Developing a microfluidic human neurovascular unit system to investigate genetic and age-related risk factors in Alzheimer's disease

PROJECT SUMMARY Alzheimer’s disease (AD) is a progressive neurodegenerative disorder with severe impairment of memory, cognition and executive functions that has a tremendous health and economic burden. The lack of effective treatments to halt AD pathology necessitates development of human brain microphysiological systems to

understand disease pathogenesis and develop potential therapeutics. Neurovascular unit (NVU) and blood-brain barrier (BBB) dysfunction play a key etiological role in AD progression; yet the contribution of genetic versus environmental risk factors for brain microvascular damage is unclear. In response to RFA (# PAR-20-055) this

project will generate validated human pluripotent stem cells (PSC)-derived NVU cells, develop a perfused NVU 3D microphysiological system with plasma or blood from young or aged patients and compare its transcriptome profiles with the human AD brain vasculome to dissect the contribution of genetic versus age-related factors in

AD. In preliminary studies, we have used CRISPR/Cas9 methodology to knock-in FAD or LOAD mutations in control PSC cell lines, developed strategies to differentiate PSC into brain microvascular endothelial cells (BMECs), pericytes or astrocytes and build brain-on-a-chip models with NVU cells and flow. In addition, our

preliminary single nucleus RNA-seq of 24 human control and AD brains has identified 4 distinct BMEC populations, at the transcriptome level, one of which is positively correlated with cognitive impairment, Ab and tau accumulation. We hypothesize that synergistic interactions between genetic and environmental risk factors

impair NVU function and BBB properties by altering key cellular pathways or transcription factors.

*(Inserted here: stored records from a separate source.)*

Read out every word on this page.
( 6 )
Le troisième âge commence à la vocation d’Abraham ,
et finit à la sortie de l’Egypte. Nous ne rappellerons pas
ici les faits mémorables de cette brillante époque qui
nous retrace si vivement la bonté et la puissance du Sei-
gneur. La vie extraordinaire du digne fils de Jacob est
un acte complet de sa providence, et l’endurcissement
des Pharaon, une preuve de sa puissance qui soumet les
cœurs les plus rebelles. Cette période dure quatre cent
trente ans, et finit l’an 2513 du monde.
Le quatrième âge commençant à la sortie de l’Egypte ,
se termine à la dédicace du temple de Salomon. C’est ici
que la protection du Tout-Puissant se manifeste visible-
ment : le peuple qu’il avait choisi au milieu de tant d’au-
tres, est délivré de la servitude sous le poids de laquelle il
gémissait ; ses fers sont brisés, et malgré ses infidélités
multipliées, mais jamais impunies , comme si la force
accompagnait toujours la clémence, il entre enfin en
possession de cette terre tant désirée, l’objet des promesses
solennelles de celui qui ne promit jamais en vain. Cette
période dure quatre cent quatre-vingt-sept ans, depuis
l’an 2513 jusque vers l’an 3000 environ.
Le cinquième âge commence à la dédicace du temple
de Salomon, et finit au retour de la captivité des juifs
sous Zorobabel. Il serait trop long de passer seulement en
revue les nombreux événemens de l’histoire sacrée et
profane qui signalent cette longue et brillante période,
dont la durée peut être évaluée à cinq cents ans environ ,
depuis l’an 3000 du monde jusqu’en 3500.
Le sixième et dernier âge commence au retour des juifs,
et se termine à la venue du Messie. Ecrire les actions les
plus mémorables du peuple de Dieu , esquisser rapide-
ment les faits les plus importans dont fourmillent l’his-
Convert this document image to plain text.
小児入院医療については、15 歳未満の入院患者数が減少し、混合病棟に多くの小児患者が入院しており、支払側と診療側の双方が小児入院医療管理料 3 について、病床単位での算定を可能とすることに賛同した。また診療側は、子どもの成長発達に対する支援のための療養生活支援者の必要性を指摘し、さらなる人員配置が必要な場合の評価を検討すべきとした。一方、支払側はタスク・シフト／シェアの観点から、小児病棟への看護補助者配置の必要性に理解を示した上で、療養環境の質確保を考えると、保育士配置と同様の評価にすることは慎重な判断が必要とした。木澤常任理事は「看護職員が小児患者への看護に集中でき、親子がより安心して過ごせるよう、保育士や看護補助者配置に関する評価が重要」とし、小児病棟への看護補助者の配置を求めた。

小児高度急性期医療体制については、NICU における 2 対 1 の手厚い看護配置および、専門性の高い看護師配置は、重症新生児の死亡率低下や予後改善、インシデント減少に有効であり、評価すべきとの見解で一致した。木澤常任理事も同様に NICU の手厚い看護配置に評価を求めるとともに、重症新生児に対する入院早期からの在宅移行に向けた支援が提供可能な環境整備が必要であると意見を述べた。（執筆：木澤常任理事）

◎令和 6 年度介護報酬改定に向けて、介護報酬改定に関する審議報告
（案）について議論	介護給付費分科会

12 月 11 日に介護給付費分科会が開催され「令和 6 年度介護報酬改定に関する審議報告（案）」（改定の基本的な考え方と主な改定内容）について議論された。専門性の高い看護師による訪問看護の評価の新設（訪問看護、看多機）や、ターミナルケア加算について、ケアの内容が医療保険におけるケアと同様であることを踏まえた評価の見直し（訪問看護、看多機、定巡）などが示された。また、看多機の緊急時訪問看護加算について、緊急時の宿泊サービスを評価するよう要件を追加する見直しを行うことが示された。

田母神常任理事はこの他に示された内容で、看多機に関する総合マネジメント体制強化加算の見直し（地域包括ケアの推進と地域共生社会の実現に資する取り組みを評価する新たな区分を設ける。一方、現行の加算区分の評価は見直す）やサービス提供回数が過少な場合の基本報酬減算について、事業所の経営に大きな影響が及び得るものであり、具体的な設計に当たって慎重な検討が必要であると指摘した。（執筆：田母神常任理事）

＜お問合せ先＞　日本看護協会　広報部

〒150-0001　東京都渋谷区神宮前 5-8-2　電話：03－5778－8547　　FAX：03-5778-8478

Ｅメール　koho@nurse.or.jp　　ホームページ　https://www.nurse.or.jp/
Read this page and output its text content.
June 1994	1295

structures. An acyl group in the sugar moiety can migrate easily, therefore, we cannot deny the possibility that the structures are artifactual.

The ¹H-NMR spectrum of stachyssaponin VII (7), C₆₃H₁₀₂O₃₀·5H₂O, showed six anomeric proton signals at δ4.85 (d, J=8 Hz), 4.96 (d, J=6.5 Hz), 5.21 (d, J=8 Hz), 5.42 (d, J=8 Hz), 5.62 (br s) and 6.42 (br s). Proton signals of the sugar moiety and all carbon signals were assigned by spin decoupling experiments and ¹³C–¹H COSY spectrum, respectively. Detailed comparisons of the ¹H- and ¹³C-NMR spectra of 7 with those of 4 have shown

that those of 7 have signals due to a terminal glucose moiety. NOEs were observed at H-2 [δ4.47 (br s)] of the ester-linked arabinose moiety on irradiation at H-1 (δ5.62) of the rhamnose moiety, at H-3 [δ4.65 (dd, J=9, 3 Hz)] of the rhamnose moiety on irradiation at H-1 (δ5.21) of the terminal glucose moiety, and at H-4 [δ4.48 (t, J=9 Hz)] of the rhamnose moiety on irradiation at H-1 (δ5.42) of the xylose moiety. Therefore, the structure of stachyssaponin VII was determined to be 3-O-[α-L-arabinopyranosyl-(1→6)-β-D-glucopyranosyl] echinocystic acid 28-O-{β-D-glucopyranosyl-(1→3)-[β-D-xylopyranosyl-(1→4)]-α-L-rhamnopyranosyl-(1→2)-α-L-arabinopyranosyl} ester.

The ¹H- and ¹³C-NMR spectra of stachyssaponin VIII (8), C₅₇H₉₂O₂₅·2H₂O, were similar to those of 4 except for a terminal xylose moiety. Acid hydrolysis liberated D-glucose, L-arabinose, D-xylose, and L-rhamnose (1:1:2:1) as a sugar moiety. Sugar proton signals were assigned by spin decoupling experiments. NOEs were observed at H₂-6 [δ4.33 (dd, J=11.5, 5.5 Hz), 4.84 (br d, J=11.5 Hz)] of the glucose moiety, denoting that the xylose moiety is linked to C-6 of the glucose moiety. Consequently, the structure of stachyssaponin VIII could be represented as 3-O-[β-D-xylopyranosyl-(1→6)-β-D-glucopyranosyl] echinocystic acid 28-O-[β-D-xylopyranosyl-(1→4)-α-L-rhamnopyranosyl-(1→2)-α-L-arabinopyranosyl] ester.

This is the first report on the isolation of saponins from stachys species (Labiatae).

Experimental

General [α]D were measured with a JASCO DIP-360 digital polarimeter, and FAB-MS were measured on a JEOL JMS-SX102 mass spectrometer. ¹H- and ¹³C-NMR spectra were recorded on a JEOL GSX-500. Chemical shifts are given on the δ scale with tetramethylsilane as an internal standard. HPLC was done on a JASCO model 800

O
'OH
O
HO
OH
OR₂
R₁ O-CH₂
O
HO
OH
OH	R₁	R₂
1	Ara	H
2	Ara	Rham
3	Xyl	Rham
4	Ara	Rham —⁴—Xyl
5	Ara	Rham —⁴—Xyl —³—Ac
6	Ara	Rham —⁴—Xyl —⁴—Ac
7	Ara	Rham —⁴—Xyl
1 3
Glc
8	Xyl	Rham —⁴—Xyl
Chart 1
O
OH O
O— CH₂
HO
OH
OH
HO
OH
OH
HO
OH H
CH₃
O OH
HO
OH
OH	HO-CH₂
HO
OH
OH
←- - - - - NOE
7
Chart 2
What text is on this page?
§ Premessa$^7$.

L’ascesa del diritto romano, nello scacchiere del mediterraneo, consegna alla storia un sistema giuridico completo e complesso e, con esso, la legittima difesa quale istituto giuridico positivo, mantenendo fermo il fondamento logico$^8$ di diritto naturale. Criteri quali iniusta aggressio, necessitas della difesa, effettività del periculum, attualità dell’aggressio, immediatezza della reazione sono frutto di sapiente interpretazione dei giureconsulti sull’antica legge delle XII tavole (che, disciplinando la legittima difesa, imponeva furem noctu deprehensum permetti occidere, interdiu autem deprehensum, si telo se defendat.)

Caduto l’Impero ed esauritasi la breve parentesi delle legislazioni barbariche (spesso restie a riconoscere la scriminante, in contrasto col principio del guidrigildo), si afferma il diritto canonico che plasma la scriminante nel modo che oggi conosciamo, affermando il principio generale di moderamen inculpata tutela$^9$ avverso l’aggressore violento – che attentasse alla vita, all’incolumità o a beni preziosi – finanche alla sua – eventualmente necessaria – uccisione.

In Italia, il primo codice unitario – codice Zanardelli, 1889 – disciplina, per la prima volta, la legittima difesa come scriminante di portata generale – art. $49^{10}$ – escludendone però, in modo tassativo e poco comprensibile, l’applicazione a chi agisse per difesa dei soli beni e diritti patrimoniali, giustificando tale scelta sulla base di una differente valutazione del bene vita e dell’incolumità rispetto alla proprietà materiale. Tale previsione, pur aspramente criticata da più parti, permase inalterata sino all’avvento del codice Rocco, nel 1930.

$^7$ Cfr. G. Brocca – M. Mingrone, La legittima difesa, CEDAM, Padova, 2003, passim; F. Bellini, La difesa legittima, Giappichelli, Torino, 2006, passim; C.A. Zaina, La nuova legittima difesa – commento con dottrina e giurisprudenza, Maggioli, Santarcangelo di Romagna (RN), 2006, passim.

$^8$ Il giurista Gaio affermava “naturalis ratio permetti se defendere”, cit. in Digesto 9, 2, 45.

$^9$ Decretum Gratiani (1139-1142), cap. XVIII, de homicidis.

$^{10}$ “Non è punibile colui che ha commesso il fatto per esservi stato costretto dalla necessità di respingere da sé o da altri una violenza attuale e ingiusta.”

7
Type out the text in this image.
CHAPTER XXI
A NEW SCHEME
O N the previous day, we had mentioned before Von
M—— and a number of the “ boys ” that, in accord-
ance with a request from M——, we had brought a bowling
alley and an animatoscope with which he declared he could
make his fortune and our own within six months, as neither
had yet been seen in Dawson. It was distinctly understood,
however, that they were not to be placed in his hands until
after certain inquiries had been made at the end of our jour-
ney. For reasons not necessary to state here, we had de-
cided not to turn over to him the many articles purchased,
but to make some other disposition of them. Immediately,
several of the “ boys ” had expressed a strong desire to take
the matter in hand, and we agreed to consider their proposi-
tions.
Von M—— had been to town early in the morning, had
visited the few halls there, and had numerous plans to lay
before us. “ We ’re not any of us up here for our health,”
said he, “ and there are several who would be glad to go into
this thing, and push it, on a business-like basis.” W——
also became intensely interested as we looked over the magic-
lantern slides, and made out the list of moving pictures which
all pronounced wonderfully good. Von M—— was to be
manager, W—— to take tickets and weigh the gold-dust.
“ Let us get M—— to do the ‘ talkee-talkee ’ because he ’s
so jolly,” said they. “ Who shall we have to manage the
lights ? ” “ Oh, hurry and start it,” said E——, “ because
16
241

We will address this hypothesis with three aims. In Aim 1, we will optimize protocols to generate BMECs via transdifferentiation from either endothelial progenitor cells or ECs, verify their molecular identity with single cell

RNA-seq and validate their biological function using cellular, biochemical, imaging and functional approaches. We will incorporate BMECs into an NVU 3D microphysiological system along with hPSC-derived pericytes and astrocytes and compare cell biological, transcriptome, imaging and functional barrier properties between NVUs

carrying AD-associated risk genes and isogenic controls. In Aim 2, we will leverage the data from the AMP-AD database to identify the AD brain vasculome-specific profiles associated with cognitive impairment, Ab and tau accumulation and evaluate whether AD-associated brain vasculome changes in vivo are present in the NVU 3D

microphysiological system derived from hPSC lines carrying AD-associated risk genes. Finally in Aim 3, we will assess whether treatment with proteasome inhibitors that mimick loss of proteostatis, agents that produce advanced glycation end products, or dynamic flow of aged blood alters the morphology and transcriptome

profiles of NVU cells and BBB transport. The proposed studies will establish a novel perfused blood/NVU 3D microphysiological system that will allow us to leverage its relevance to changes in the AD brain vasculome and examine interactions between genetic and environment factors for AD vascular pathology.